There were early signs that Guthrie might be in for a long night. He worked around his own lapse in the first after a one-out walk to Trout, who broke for second on a full-count pitch to Pujols.
It should have been an inning-ending double play when Pujols popped the ball to second baseman Miguel Tejada. Guthrie broke to first but never turned around; he was intent on getting out of Tejada’s way.
But Tejada pulled up, anticipating a toss to Guthrie, before making a belated dash and losing a foot race to Trout, who then stole second before Guthrie retired Mark Trumbo on a broken-bat squibber in front of the plate.
A large shard of Trumbo’s bat struck Guthrie, who went briefly to the ground as catcher Salvy Perez threw out Trumbo.
L.A. bailed out Guthrie from a major jam in the third after a leadoff walk to Chris Iannetta.
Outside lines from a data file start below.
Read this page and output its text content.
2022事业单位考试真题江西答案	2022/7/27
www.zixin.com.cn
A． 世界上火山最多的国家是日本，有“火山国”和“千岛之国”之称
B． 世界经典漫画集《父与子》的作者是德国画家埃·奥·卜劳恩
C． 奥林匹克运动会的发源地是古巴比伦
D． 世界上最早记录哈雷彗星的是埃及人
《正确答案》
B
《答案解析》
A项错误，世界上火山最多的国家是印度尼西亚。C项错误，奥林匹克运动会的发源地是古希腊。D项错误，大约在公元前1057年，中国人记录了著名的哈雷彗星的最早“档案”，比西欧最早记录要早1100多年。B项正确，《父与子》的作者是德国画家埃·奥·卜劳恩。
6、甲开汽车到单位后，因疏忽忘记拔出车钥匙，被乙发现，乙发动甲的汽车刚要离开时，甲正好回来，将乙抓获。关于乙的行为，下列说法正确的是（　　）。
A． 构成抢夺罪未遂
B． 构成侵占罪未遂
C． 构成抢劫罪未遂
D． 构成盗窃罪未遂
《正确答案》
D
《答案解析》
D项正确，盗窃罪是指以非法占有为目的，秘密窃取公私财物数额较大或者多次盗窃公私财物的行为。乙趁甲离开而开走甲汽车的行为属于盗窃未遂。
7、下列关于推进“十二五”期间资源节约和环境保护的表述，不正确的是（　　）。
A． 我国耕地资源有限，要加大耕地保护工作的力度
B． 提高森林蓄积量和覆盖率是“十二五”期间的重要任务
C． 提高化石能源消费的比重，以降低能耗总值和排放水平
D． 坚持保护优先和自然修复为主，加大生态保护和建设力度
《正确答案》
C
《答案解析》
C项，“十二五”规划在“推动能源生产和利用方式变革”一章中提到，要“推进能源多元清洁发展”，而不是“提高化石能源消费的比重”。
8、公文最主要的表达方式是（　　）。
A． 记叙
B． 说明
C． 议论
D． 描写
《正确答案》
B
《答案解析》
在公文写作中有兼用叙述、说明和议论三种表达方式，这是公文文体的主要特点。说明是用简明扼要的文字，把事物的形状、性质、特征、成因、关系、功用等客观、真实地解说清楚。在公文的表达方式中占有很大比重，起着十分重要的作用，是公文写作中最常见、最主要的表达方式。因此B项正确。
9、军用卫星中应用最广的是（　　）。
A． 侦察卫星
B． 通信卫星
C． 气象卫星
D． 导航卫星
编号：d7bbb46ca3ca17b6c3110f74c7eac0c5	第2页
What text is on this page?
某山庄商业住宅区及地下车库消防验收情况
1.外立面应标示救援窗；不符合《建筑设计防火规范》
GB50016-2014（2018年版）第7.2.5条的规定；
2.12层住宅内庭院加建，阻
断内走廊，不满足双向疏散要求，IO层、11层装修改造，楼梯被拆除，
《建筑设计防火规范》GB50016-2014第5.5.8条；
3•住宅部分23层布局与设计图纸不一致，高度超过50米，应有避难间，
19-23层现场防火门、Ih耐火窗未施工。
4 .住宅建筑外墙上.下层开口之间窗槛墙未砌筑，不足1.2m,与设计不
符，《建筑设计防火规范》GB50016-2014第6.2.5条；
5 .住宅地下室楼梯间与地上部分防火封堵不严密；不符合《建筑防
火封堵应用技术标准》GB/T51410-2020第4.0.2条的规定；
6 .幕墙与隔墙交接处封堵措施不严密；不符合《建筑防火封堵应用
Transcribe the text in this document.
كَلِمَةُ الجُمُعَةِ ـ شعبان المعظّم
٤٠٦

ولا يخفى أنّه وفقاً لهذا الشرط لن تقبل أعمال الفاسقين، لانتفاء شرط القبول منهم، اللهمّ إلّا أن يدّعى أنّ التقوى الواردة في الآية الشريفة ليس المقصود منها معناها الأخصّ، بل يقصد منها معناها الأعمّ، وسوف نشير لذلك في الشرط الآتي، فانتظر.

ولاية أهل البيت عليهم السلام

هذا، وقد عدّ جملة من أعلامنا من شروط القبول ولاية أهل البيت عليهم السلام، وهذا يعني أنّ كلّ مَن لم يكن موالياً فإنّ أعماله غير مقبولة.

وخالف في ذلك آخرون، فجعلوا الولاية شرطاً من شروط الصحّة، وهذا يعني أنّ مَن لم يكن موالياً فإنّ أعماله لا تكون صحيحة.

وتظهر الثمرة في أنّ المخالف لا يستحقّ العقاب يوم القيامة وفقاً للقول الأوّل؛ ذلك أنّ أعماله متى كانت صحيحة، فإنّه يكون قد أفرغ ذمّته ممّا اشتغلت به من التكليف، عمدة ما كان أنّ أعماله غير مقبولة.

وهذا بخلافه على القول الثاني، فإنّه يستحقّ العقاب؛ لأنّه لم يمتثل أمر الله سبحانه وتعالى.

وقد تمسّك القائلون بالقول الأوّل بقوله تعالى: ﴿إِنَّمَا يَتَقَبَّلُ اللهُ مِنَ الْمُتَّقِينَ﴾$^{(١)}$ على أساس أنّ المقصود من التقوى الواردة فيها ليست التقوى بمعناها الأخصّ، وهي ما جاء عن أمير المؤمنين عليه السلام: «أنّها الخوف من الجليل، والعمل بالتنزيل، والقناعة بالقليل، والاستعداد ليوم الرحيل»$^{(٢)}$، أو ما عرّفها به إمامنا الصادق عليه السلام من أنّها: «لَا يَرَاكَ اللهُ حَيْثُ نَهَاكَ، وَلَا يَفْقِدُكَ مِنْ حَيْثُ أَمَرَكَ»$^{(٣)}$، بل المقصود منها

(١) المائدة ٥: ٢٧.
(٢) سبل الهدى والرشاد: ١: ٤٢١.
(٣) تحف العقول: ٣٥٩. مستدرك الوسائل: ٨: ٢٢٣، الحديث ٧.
A perfect bunt single by Shuck put runners at first and second before the Angels lost their minds on the bases.
Iannetta tried to advance to third on Shuck’s bunt — the base was temporarily uncovered — but Mike Moustakas retreated in time to take a throw from Perez for the out.
After Shuck took second on Aybar’s single to left, the runners tried to advance when a pitch to Trout skittered a few feet away from Perez. But Perez recovered in time to throw out Shuck at third.
Trout then lined a short-hop bullet to Escobar, who made a slick pick-up at short but an off-line throw. First baseman Eric Hosmer held the base in stretching for the catch.
Right after that, though, the ball started flying out of the park, which tends to minimize the chance for base-running mistakes.
“Now,” Yost said, “we just start a new streak.”